Kedatangan mereka bertujuan menuntut kejelasan dan ketegasan sikap Menteri ATR/BPN, Nusron Wahid, terkait status Surat Keputusan (SK) Menteri ATR/BPN serta mendesak pembatalan segera Sertifikat Hak Guna Bangunan (HGB) atas nama PT Metropolitan Kencana di atas tanah seluas 9,74 hektar di kawasan Padang Golf Pondok Indah.
Rombongan ahli waris diterima oleh Direktur Pencegahan dan Penanganan Konflik Pertanahan ATR/BPN, Hendra Gunawan, bersama Kepala Subdirektorat Bidang Perkara ATR/BPN, Rini.

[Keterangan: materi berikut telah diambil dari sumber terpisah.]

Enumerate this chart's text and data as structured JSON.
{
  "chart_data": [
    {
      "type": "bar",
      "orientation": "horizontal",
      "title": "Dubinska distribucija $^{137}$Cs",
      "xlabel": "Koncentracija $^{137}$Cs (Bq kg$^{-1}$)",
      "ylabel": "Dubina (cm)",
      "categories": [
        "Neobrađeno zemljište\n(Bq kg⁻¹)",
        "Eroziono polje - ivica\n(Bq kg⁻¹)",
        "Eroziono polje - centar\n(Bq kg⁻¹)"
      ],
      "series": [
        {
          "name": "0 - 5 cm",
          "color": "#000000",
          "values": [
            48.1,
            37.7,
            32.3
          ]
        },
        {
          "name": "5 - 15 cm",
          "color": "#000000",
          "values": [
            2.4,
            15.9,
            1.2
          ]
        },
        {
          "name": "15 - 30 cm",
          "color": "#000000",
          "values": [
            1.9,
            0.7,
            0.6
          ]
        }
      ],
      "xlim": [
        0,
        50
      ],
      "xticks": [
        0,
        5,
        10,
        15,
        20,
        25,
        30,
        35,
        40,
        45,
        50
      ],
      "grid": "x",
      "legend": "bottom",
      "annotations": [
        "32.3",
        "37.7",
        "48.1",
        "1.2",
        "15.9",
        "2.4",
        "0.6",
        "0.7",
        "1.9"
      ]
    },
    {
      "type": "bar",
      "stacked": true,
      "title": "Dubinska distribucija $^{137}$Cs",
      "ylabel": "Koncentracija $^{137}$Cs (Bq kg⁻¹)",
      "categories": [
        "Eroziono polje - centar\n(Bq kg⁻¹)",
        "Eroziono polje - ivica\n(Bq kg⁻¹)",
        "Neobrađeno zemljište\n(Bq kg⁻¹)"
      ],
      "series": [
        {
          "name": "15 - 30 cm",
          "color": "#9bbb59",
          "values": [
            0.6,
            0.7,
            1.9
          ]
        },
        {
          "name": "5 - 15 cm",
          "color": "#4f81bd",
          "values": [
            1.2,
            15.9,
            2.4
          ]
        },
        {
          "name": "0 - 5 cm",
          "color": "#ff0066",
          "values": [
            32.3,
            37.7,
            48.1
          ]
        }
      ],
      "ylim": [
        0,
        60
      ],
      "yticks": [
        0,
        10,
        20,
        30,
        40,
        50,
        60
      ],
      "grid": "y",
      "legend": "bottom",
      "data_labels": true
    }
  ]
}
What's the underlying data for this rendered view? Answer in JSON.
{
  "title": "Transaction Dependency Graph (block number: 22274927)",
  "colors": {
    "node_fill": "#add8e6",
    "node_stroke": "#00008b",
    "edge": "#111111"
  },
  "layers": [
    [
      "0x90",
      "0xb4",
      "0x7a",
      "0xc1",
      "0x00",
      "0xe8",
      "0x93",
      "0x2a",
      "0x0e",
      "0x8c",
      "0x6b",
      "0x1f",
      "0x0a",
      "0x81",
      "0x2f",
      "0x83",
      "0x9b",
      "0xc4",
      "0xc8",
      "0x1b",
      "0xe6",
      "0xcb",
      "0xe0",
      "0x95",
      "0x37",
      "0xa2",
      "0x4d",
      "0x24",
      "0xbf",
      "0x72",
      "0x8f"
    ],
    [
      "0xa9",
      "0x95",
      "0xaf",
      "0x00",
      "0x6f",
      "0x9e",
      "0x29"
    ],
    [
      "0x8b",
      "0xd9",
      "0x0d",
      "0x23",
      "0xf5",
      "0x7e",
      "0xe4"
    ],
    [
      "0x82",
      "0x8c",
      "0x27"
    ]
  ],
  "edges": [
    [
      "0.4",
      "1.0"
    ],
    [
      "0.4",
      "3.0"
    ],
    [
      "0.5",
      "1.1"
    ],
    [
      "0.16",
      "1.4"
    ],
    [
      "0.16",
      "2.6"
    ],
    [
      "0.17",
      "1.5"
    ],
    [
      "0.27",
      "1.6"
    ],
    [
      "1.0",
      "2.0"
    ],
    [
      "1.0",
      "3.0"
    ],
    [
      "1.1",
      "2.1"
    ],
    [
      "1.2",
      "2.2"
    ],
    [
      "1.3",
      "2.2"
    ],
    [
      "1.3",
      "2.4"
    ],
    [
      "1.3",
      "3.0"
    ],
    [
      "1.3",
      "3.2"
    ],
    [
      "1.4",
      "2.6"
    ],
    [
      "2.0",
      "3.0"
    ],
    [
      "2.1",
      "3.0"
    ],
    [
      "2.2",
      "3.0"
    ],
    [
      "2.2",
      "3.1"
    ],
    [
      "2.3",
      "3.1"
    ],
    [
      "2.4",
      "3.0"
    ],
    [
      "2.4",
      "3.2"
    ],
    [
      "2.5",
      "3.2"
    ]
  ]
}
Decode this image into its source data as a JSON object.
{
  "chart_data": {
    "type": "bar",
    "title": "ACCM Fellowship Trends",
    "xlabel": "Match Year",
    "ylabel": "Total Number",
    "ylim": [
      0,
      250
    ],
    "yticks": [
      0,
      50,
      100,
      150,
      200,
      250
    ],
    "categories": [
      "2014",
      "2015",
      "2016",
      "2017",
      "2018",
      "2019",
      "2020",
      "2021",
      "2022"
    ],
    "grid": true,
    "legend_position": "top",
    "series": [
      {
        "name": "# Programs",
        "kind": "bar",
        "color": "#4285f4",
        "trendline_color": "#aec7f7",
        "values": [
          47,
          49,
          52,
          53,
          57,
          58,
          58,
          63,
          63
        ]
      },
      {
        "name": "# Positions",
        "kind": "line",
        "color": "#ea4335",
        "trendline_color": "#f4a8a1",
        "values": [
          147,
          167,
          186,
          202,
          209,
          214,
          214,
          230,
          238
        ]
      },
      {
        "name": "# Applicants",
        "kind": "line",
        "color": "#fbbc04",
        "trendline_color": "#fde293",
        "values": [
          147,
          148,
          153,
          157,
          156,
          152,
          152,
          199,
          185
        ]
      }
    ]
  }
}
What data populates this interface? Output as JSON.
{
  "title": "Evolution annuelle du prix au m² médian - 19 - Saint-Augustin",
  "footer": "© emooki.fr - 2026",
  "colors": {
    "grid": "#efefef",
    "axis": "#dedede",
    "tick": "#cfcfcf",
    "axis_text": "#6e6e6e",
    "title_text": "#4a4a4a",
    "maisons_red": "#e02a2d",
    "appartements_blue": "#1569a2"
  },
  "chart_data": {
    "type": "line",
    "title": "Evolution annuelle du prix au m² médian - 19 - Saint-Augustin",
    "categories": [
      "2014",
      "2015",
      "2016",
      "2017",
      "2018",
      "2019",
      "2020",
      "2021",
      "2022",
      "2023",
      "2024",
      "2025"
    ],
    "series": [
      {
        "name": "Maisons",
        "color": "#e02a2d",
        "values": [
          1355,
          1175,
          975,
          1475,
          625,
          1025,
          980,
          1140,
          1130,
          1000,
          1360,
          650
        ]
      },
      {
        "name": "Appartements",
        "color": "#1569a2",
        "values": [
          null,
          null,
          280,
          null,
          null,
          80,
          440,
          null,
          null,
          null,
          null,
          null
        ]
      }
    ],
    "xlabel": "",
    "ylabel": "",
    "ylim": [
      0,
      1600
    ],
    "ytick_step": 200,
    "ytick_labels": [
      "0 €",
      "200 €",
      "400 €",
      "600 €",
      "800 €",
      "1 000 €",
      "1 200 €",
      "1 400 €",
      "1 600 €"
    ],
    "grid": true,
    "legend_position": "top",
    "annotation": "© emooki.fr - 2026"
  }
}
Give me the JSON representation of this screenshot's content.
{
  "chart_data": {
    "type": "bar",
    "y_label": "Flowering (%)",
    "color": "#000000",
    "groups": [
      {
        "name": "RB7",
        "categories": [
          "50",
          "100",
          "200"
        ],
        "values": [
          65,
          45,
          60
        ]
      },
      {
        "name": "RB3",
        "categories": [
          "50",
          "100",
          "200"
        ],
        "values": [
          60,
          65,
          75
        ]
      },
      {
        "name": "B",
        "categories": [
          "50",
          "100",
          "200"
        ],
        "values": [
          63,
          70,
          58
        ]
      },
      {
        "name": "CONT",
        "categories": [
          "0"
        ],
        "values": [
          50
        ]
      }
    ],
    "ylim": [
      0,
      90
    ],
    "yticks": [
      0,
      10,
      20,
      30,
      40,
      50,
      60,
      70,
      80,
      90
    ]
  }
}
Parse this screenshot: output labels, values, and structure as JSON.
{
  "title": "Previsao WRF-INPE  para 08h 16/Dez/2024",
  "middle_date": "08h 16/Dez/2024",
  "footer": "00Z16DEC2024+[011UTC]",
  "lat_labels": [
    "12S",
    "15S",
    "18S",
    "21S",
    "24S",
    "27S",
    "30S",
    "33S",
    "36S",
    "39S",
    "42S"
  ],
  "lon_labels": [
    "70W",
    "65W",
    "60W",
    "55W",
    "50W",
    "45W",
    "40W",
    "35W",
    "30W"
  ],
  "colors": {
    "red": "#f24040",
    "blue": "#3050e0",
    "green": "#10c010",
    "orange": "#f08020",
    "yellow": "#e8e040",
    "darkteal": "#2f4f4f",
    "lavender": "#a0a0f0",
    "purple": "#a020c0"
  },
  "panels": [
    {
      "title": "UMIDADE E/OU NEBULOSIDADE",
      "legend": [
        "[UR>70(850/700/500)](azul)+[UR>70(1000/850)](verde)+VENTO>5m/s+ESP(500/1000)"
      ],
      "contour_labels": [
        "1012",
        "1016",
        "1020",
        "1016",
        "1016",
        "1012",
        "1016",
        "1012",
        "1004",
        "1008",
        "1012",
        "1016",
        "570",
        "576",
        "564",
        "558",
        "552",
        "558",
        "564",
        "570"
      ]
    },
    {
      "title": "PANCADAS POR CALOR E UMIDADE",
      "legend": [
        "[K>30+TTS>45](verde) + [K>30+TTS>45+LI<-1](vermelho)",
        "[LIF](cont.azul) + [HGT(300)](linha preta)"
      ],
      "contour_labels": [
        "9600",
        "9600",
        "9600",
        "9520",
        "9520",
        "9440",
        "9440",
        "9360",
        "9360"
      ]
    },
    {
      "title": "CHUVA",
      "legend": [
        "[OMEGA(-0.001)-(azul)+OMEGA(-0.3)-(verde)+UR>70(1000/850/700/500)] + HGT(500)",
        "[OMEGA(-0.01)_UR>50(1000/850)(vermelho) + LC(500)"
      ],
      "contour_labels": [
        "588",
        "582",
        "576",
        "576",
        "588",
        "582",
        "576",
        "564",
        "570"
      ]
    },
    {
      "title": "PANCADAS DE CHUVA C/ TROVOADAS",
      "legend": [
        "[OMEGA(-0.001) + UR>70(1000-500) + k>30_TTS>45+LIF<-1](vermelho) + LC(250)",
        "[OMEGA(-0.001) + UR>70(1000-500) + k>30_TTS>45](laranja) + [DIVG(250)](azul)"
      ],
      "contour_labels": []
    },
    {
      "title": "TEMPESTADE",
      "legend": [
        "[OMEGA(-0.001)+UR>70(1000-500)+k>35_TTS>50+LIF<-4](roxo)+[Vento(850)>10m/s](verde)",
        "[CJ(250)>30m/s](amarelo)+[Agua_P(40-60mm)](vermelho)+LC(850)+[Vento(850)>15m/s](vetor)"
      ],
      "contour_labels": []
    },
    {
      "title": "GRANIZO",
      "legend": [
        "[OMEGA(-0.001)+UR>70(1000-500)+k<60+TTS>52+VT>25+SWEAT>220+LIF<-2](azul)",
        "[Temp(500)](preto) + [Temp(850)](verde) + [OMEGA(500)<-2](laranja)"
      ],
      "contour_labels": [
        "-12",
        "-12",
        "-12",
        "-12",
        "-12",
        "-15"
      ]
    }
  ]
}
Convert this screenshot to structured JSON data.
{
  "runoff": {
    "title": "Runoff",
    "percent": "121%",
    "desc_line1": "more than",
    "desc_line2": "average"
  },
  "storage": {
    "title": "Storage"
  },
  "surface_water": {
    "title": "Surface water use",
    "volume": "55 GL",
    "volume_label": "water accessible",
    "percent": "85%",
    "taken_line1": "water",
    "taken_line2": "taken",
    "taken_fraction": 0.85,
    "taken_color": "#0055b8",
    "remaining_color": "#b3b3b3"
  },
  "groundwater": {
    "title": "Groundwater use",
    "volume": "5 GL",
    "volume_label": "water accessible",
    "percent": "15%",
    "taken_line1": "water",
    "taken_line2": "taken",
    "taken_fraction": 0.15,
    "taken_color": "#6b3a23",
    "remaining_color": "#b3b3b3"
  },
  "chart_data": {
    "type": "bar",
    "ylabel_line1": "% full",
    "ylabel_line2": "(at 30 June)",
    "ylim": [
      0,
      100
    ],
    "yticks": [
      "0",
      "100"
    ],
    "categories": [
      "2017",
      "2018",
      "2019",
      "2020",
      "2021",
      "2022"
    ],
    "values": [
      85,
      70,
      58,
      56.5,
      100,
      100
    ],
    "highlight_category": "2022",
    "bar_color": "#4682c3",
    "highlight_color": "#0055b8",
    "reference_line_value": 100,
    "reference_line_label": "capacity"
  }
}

Audiensi yang berlangsung sekitar satu setengah jam tersebut merupakan kelanjutan dari perjuangan panjang ahli waris selama lebih dari empat dekade, dalam menuntut pelaksanaan hukum yang telah final dan mengikat.
Landasan Hukum yang Tak Terbantahkan
Koordinator Ahli Waris Toton CS, Muhammad Djafar Sani Lewenussa (Jeffry), menjelaskan bahwa dasar kepemilikan tanah mereka sudah jelas diatur dan dilindungi oleh Undang-Undang Nomor 1 Tahun 1958 tentang Penghapusan Tanah-Tanah Partikelir.